The study was affected by missing data. Operative costs were based on observation and researchers had not been present during all surgeries.10 Some participants, particularly those with higher ASA grades at baseline, longer hospital stays and in higher intensity units,7 had not provided quality of life data. Even using multiple imputation, it was not possible to extend the analysis from 28 to 42 days, due to missing information. Multiple imputation was used in preference to a complete case analysis which would have reduced the sample size further. The impact of uncertainty in the sample data was accommodated in the sensitivity analysis and found to have little impact on the conclusions of the study. The results of the analysis using the imputed data sets were checked against those generated by a complete case analysis. The latter found laparoscopic surgery to be £258 more expensive, on average, than open (versus £139 using multiple imputation), and achieving a QALY gain of 0.013523 (versus 0.011207); ICER point estimate of £19,106 (versus £12,375).

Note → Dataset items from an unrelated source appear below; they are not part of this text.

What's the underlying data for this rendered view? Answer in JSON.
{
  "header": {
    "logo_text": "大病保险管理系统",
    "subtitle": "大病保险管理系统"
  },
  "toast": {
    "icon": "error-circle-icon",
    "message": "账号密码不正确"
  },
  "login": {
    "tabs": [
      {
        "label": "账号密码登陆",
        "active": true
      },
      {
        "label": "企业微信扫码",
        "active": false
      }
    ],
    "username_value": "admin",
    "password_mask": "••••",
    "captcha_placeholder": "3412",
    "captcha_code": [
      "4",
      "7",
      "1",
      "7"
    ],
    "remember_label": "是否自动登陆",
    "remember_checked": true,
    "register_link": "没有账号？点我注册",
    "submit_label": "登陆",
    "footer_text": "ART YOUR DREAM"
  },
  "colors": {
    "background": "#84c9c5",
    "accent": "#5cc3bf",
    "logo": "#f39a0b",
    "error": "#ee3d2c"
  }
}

The costs used were those collected at a base year of 2006. No adjustment for inflation has been made, and in nominal terms the results may overstate the significance of the findings. Since that time, the relative cost of the disposable instruments (a major item for the laparoscopic procedure) may have fallen due to increased uptake and advancements in technology. The cost of hospital stays (predominantly affecting the open group) has increased, but hospital policies for earlier discharge may have offset this to some extent. Rising staff costs will have affected both groups similarly. The study only focused on the first 6 weeks after surgery, and no subsequent follow-up of patients was conducted. This was because prior research had demonstrated no differences in survival or health-related quality of life in the longer term,16 and the research design deliberately focused on the early postoperative period where a gap in evidence had been identified.1,7

Conclusion

This study provides formal evidence of the cost-effectiveness of laparoscopic approaches based on quality of life gains, compared to open methods, in the early postoperative period. The findings support current guidelines that promote the use of laparoscopy where suitably trained surgeons are available.1 The National Training Programme LAPCO is enabling more hospitals to offer minimally invasive surgery options and patients to reap the benefits of faster recovery.21

Acknowledgments

John Stebbing and Christopher Marks provided valuable support and advice on the study design, data collection, and during patient recruitment, and their encouragement was greatly appreciated. We are also grateful to Karen Ballard, Yue Qiao, and Peter Williams for input into the quality of life, costing, and statistical aspects of the parent study.

Disclosure

The authors have no conflicts of interest to declare.